In the context of inbound transactions, earn-out clauses are particularly important for foreign buyers who may not be very familiar with the German market. The parties can then use such clauses to create mutual trust.
However, earn-outs can lead to disputes over performance measures and add uncertainty to the final purchase price. Drafting, negotiating and monitoring earn-outs requires clear definitions of terms such as duration, calculation methods and performance metrics. In cross-border transactions, considerations of differing legal and accounting standards as well as currency fluctuations are critical. While earn-out clauses align interests and manage risks, they require careful management to effectively balance the benefits for both parties.
3. Investment screening
The Federal Ministry of Economics and Labor (BMWK) may review the acquisition of a German company by a foreign buyer in order to avoid negative effects of foreign investments on public order or security of the Federal Republic of Germany. This always applies if the buyer is not from an EU member state or a member state of the European Free Trade Association (EFTA). In individual cases in the field of arms and defense technology, this also applies to buyers from EU Member States and EFTA Member States. The jurisdiction of the BMWK also depends on the size of the share of voting rights to be acquired in the German company.
Depending on the activities of the target company, the acquisition may even have to be reported to the BMWK (this applies, for example, in the case of the acquisition of critical infrastructure operators; companies that develop industry-specific software for the operation of critical infrastructure; companies active in the field of telecommunications; companies that provide cloud computing services; companies active in the field of telematics infrastructure; companies in the media industry; companies that develop or manufacture certain medical products and equipment; companies that develop and manufacture critical technologies; etc.). In such cases, the acquisition may not be completed until the BMWK has approved the acquisition. However, even if the acquisition is not subject to mandatory notification, the BMWK may subsequently prohibit the acquisition. In order to prevent such subsequent prohibition, it is possible to apply to the BMWK for a certificate of non-objection.

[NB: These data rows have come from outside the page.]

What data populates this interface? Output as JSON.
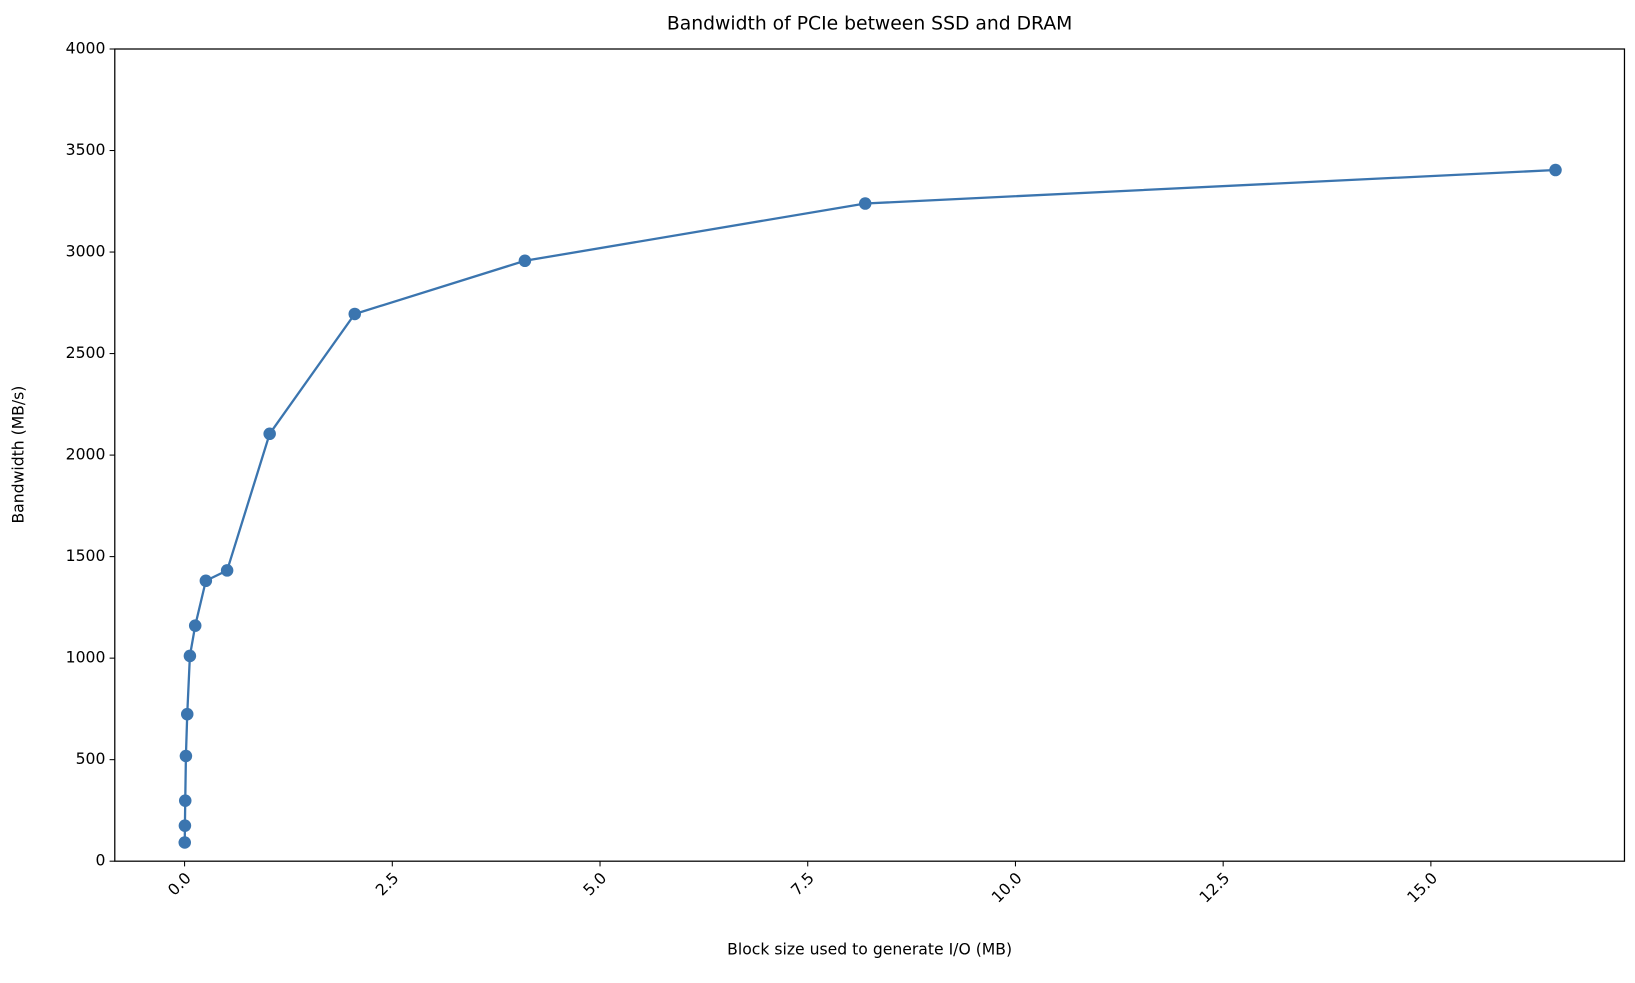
{
  "chart_data": {
    "type": "line",
    "title": "Bandwidth of PCIe between SSD and DRAM",
    "xlabel": "Block size used to generate I/O (MB)",
    "ylabel": "Bandwidth (MB/s)",
    "x": [
      0.002,
      0.004,
      0.008,
      0.016,
      0.032,
      0.064,
      0.128,
      0.256,
      0.512,
      1.024,
      2.048,
      4.096,
      8.192,
      16.5
    ],
    "series": [
      {
        "color": "#3b75af",
        "values": [
          92,
          175,
          298,
          518,
          724,
          1011,
          1160,
          1381,
          1432,
          2105,
          2695,
          2957,
          3239,
          3404
        ]
      }
    ],
    "xlim": [
      -0.84,
      17.33
    ],
    "ylim": [
      0,
      4000
    ],
    "xticks": [
      {
        "value": 0,
        "label": "0.0"
      },
      2.5,
      {
        "value": 5,
        "label": "5.0"
      },
      7.5,
      {
        "value": 10,
        "label": "10.0"
      },
      12.5,
      {
        "value": 15,
        "label": "15.0"
      }
    ],
    "yticks": [
      0,
      500,
      1000,
      1500,
      2000,
      2500,
      3000,
      3500,
      4000
    ],
    "grid": false
  }
}
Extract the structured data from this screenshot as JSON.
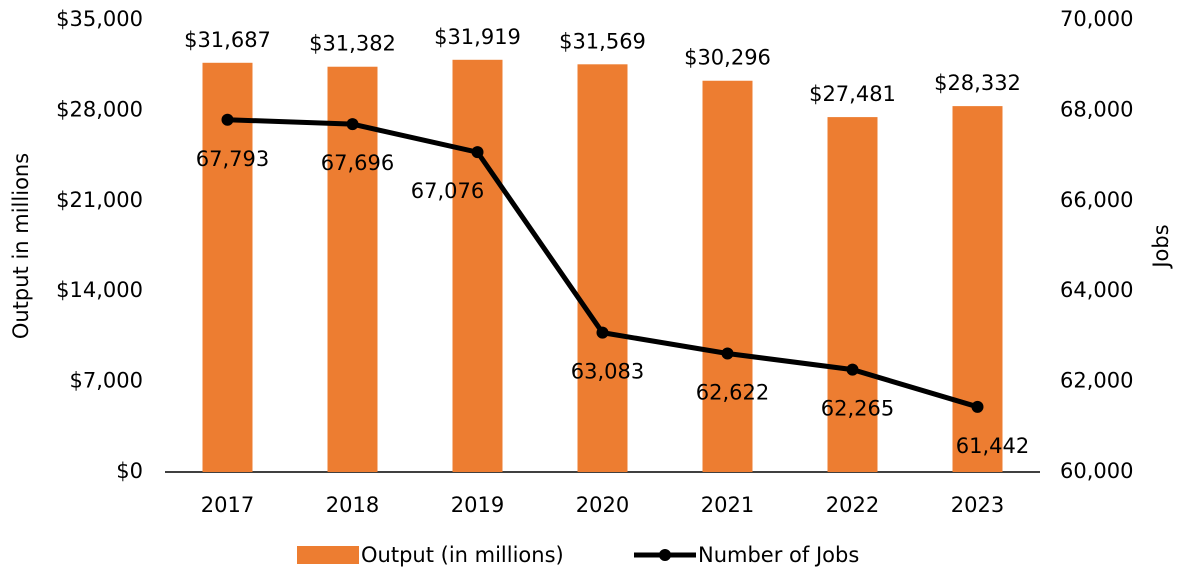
{
  "chart_data": {
    "type": "bar_line",
    "categories": [
      "2017",
      "2018",
      "2019",
      "2020",
      "2021",
      "2022",
      "2023"
    ],
    "series": [
      {
        "name": "Output (in millions)",
        "type": "bar",
        "color": "#ED7D31",
        "values": [
          31687,
          31382,
          31919,
          31569,
          30296,
          27481,
          28332
        ],
        "value_labels": [
          "$31,687",
          "$31,382",
          "$31,919",
          "$31,569",
          "$30,296",
          "$27,481",
          "$28,332"
        ]
      },
      {
        "name": "Number of Jobs",
        "type": "line",
        "axis": "y2",
        "color": "#000000",
        "values": [
          67793,
          67696,
          67076,
          63083,
          62622,
          62265,
          61442
        ],
        "value_labels": [
          "67,793",
          "67,696",
          "67,076",
          "63,083",
          "62,622",
          "62,265",
          "61,442"
        ]
      }
    ],
    "ylabel": "Output in millions",
    "y2label": "Jobs",
    "ylim": [
      0,
      35000
    ],
    "yticks": [
      {
        "value": 0,
        "label": "$0"
      },
      {
        "value": 7000,
        "label": "$7,000"
      },
      {
        "value": 14000,
        "label": "$14,000"
      },
      {
        "value": 21000,
        "label": "$21,000"
      },
      {
        "value": 28000,
        "label": "$28,000"
      },
      {
        "value": 35000,
        "label": "$35,000"
      }
    ],
    "y2lim": [
      60000,
      70000
    ],
    "y2ticks": [
      {
        "value": 60000,
        "label": "60,000"
      },
      {
        "value": 62000,
        "label": "62,000"
      },
      {
        "value": 64000,
        "label": "64,000"
      },
      {
        "value": 66000,
        "label": "66,000"
      },
      {
        "value": 68000,
        "label": "68,000"
      },
      {
        "value": 70000,
        "label": "70,000"
      }
    ],
    "legend": "bottom"
  }
}
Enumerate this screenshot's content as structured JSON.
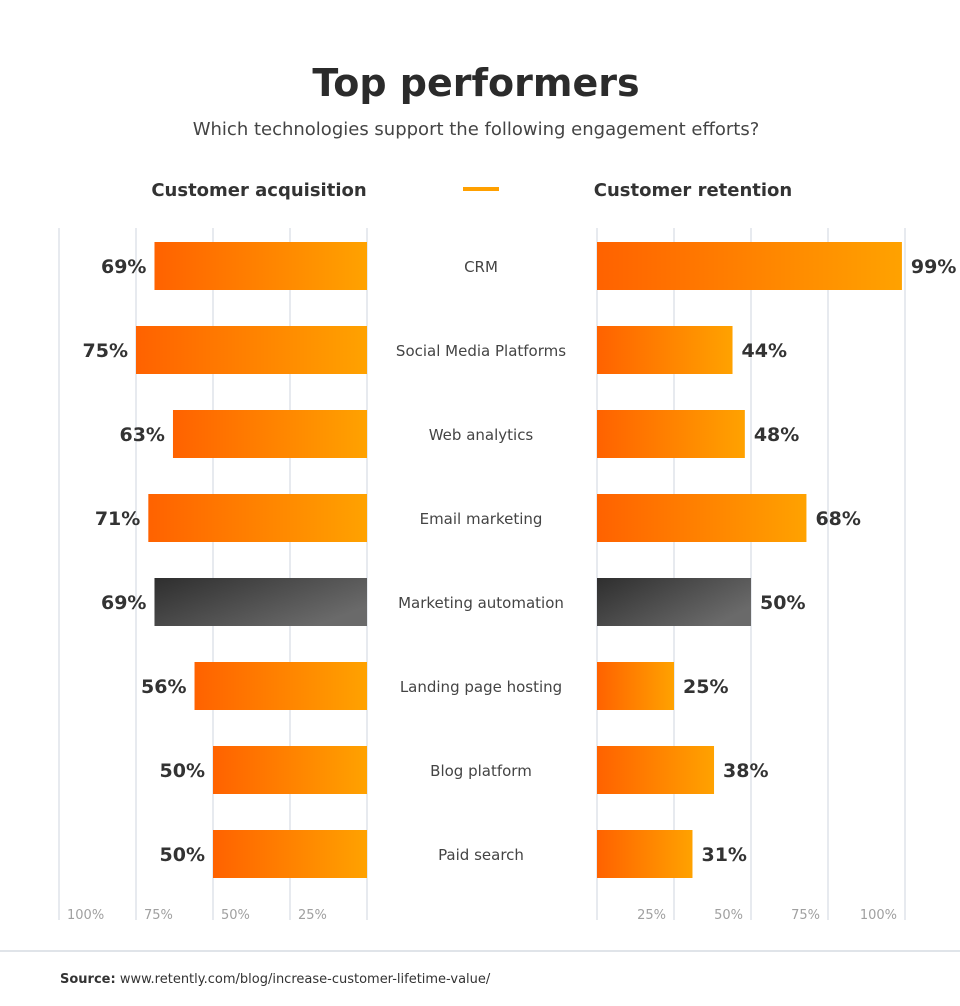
{
  "chart_data": {
    "type": "bar",
    "orientation": "horizontal-butterfly",
    "title": "Top performers",
    "subtitle": "Which technologies support the following engagement efforts?",
    "categories": [
      "CRM",
      "Social Media Platforms",
      "Web analytics",
      "Email marketing",
      "Marketing automation",
      "Landing page hosting",
      "Blog platform",
      "Paid search"
    ],
    "series": [
      {
        "name": "Customer acquisition",
        "values": [
          69,
          75,
          63,
          71,
          69,
          56,
          50,
          50
        ],
        "direction": "left"
      },
      {
        "name": "Customer retention",
        "values": [
          99,
          44,
          48,
          68,
          50,
          25,
          38,
          31
        ],
        "direction": "right"
      }
    ],
    "value_labels_left": [
      "69%",
      "75%",
      "63%",
      "71%",
      "69%",
      "56%",
      "50%",
      "50%"
    ],
    "value_labels_right": [
      "99%",
      "44%",
      "48%",
      "68%",
      "50%",
      "25%",
      "38%",
      "31%"
    ],
    "highlighted_category": "Marketing automation",
    "xlim": [
      0,
      100
    ],
    "left_ticks": [
      "100%",
      "75%",
      "50%",
      "25%"
    ],
    "right_ticks": [
      "25%",
      "50%",
      "75%",
      "100%"
    ],
    "grid": true,
    "colors": {
      "bar_start": "#ff6200",
      "bar_end": "#ffa200",
      "highlight_start": "#2e2e2e",
      "highlight_end": "#6a6a6a",
      "legend_line": "#ffa000",
      "grid": "#cfd6df",
      "text": "#333333",
      "tick": "#a0a0a0"
    }
  },
  "source": {
    "label": "Source:",
    "url": "www.retently.com/blog/increase-customer-lifetime-value/"
  }
}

In the context of a transaction, the time required for the procedure after notification or application for a certificate of non-objection must be taken into account. The review of BMWK may take several months. Therefore, the parties should examine at an early stage whether an investment review procedure of BMWK has to be initiated and which measures are necessary or useful.
4. Conclusion
In the complex field of M&A transactions, the particularities of German law present special challenges and opportunities not typically encountered in other jurisdictions. Given the complexity, it is imperative for the parties involved to seek specialized legal advice. This will ensure that all contractual nuances are carefully addressed and aligned with both German law and international standards, ultimately protecting the interests of all parties involved in the transaction.